Es wurde eine Vielzahl von PHP-Skripten immer gleichen Inhalts mit zufälligen Dateinamen generiert und scheinbar wild in der Verzeichnisstruktur abgelegt.
Inzwischen habe ich sämtliche Unterverzeichnisse und Dateien manuell überprüft. Meistens mussten einfach nur zusätzliche Skripte gelöscht werden. Es wurde aber auch Schadcode in einige Dateien eingefügt, insbesondere in Dateien mit dem Namen index.php.
Die Schadsoftware habe ich nicht analysiert.
Aber ich habe inzwischen damit begonnen, mir ein PHP-Skript zu schreiben, dass Websites auf viele Kriterien hin überprüft, analysiert und gegebenfalls verdächtige Dateien entfernt.
Im Augenblick kann dieses Programm noch nicht besonders viel.

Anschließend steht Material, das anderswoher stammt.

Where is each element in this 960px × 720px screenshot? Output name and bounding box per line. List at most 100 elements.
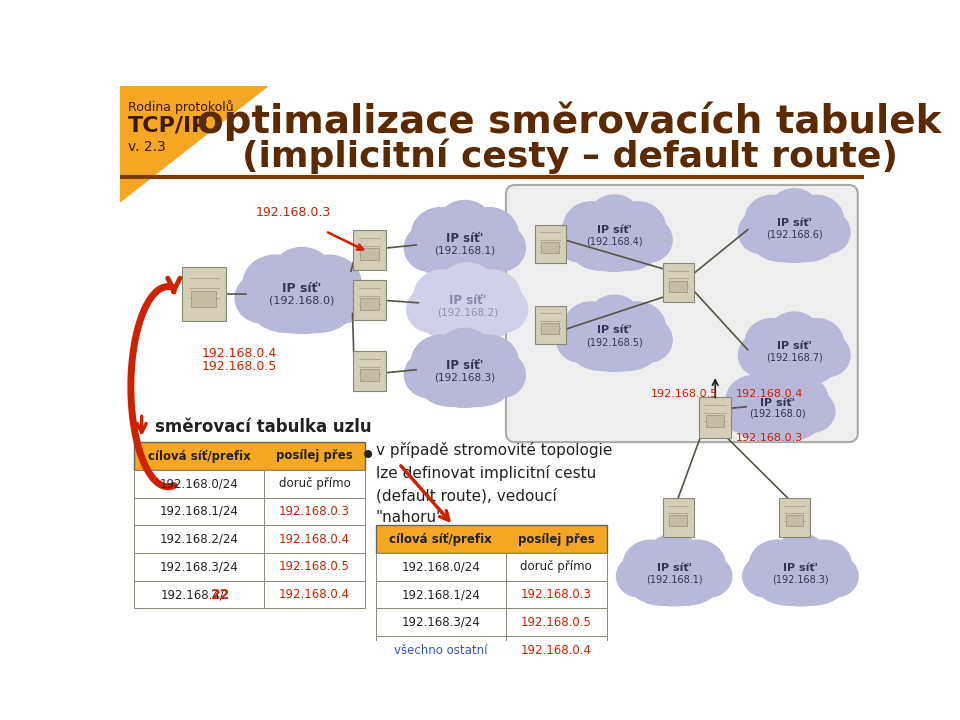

Der erste Schritt ist, die Berechtigungen aller Unterverzeichnisse und Dateien zu überprüfen und sie optional auf bewährte Werte zu ändern.
Ein Beispiel: Von einer Datei mit der Endung .gif würde man üblicherweise keine Gefahr erwarten, handelt es sich doch schließlich um eine Bilddatei, die gar nicht ausgeführt werden kann. Wenn also die Datei bild.gif die Rechte 777 (Lese-/Schreib-/Ausführrechte für jeden) besitzt, kann ja nichts passieren. Leider ist das aber nicht richtig. Die Endung gif hat keinerlei Bedeutung, sondern dient nur als Hinweis, dass es sich wahrscheinlich um eine Bilddatei handelt. Bild.gif ist ein beliebiger Dateiname. Der Dateiname für das Bild könnte auch bild.txt lauten. Der Inhalt wäre immer noch ein Bild.
Anders herum kann aber ein PHP-Skript mit Schadcode auch die Endung gif besitzen, ist dadurch aber nicht automatisch ein Bild.
Es gibt nun überhaupt keinen Grund, dass für echte Bilder Ausführungsrechte eingestellt sind. Wenn man also allen Bilddateien entzieht, kann ein dort vielleicht vorhandener Schadcode niemals ausgeführt werden.
Mein Hack-Scanner (vielleicht denke ich mir irgendwann mal einen netteren Namen dafür aus oder ihr habt eine gute Idee) kann also im ersten Schritte sämtliche Dateirechte auf bewährte Rechte ändern, für Bilddateien wie gif, jpg und png ist dies 640 (Lesen und Schreiben für den Eigentümer, Nur-Lesen für die Gruppe).
Ich habe eine ganze Reihe von Ideen, wie ich das Tool erweitern werde. Allerdings mache ich das nur langsam nach und nach. Natürlich werde ich neue Funktionen hier kurz erwähnen. Über die Kategorie Projekte->Hack-Scanner sind dieser und zukünftige Artikel direkt erreichbar.